Nach dem Sachvortrag der Beklagten sind unter derartigen Vertriebsmaßnahmen z.B. zu verstehen Werbung im Internet, Vortragsinformationen und Aussendung von Außendienstmitarbeitern.

Dem Senat steht folglich kein einziger Fall zur Verfügung, in dem er sagen könnte, welchen konkreten Vertrag die Beklagte mit welchem konkreten Gesundheitsnetzwerk abgeschlossen hat.

7. Es fehlt an einer ausreichenden Tatsachengrundlage um feststellen zu können, dass §§ 3, 4 Nr. 11 UWG i.V.m. § 34 MBO bzw. § 7 HWG in einem Fall konkret verletzt seien.
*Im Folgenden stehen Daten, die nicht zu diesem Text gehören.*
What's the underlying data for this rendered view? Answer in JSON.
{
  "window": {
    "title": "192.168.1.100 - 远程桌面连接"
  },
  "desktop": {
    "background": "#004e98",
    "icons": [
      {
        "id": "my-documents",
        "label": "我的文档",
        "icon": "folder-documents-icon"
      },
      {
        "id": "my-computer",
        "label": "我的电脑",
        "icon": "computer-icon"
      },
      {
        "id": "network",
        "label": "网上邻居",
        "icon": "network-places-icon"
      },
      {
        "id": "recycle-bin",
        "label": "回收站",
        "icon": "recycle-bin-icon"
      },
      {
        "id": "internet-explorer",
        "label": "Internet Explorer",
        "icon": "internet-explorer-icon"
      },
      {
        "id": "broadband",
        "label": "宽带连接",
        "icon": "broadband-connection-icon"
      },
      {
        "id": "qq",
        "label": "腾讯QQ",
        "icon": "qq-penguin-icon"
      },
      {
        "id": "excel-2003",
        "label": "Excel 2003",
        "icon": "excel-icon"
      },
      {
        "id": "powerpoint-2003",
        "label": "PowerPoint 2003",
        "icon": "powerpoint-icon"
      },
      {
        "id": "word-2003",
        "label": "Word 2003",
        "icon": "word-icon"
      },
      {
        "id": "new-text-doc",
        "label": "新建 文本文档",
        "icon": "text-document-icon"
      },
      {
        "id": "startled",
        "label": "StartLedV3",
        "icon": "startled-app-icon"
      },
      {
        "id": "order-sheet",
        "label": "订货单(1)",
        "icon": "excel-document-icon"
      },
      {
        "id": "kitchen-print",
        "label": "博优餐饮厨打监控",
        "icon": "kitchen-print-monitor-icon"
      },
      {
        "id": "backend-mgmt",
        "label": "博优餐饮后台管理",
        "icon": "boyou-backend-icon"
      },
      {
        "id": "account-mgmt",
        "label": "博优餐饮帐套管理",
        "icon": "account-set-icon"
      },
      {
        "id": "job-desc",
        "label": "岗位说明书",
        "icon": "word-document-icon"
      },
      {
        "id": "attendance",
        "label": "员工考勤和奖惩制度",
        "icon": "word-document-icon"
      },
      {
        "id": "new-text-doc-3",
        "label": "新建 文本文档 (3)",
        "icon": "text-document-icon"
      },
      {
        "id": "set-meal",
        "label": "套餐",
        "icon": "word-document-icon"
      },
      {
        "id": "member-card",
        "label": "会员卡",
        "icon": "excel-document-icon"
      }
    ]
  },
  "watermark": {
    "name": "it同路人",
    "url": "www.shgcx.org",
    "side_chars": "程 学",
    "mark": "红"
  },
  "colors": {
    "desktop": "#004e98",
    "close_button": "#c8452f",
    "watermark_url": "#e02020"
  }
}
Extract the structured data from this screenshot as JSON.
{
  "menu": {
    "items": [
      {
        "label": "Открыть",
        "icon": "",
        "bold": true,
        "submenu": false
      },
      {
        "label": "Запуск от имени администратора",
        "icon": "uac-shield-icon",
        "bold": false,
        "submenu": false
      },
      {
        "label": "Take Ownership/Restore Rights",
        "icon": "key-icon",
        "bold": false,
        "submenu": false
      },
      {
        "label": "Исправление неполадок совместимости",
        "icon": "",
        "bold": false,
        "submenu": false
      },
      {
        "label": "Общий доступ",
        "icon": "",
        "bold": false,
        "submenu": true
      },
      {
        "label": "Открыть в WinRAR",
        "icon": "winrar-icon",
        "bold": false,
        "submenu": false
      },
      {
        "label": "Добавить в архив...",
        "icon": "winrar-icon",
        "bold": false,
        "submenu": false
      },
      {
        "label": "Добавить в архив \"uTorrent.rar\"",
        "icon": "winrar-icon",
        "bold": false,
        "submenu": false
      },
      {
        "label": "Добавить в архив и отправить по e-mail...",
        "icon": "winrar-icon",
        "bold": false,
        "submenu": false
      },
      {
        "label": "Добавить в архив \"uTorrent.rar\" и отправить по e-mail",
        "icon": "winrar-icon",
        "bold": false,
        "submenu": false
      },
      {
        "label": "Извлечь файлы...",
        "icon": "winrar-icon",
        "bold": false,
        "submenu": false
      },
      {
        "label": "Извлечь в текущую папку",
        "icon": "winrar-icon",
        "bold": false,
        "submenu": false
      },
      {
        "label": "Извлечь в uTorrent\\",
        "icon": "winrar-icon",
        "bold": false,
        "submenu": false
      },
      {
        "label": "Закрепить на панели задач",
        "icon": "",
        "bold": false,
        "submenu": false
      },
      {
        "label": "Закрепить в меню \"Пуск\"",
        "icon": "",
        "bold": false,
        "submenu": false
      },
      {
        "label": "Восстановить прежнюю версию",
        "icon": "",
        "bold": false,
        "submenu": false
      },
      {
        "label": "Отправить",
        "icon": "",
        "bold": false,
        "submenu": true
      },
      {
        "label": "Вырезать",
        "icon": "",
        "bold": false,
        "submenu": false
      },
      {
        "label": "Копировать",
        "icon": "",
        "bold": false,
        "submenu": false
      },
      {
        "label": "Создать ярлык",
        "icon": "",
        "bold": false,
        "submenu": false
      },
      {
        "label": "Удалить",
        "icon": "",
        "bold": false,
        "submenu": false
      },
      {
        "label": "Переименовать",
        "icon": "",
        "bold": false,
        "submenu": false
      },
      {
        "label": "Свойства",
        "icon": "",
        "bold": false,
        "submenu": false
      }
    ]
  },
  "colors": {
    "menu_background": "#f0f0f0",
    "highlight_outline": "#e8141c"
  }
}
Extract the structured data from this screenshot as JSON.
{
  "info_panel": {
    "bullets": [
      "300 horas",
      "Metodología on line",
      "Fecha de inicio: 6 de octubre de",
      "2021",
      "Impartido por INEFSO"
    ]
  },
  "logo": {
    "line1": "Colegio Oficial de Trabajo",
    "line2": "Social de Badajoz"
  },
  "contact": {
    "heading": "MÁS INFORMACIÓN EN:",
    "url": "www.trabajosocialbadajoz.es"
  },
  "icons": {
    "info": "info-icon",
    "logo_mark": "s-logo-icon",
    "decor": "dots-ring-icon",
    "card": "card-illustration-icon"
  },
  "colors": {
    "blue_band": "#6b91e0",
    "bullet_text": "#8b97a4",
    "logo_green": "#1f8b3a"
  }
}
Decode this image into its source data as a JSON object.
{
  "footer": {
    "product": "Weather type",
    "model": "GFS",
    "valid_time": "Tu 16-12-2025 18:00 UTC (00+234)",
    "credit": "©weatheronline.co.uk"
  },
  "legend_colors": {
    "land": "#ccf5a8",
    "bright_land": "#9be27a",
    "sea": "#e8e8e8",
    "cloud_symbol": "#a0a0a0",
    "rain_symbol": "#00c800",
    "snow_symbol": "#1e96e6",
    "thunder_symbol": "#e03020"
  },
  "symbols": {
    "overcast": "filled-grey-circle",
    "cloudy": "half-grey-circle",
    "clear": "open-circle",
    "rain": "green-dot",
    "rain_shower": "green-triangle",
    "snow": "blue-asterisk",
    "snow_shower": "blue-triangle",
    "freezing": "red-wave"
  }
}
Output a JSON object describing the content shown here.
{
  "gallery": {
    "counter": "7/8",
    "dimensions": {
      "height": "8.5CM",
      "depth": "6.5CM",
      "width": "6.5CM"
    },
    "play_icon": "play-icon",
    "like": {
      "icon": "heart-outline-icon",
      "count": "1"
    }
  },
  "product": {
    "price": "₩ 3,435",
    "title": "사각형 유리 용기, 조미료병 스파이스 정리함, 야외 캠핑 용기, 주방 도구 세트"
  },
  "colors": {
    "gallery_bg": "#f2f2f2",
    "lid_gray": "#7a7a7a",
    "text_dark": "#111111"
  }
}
Insbesondere läßt sich nicht feststellen, dass sich ein konkreter Arzt für die Verordnung eines S-Präparats Vorteile für sich oder einen Dritten habe versprechen lassen.

Dies wäre allenfalls denkbar gewesen bei Ausgestaltung eines Gesundheitsnetzes als BGB-Gesellschaft. Dann könnte unter Umständen davon gesprochen werden, dass mit einem Arzt eine derartige - unzulässige - Vereinbarung geschlossen worden wäre und dass ebenfalls einem konkreten Arzt die daraus resultierenden Vorteile direkt auf sein Kapitalkonto zugeflossen wären.

Schon bei Ausgestaltung eines Gesundheitsnetzes als juristische Person wird keine Vereinbarung mit einem konkreten Arzt geschlossen und eine evtl. Provision fließt auch nicht direkt dem - verordnenden oder nicht verordnenden - Arzt zu, sondern unmittelbar der entsprechenden juristischen Person. Dass diese derartige Gelder an verordnende Ärzte durchleitet, ist nicht ersichtlich.

8. Die herangezogenen Anspruchsgrundlagen reichen nicht aus, die Handlungsweise der Beklagten so - rudimentär - wie sie sich im vorliegenden Verfahren darstellt, ganz allgemein als wettbewerbswidrige Korrumpierung der Ärzteschaft zu untersagen.

9. Kosten: § 91 ZPO.

Eines Ausspruchs über die vorläufige Vollstreckbarkeit bedurfte es nicht, da das Verfahren hiermit rechtskräftig abgeschlossen ist.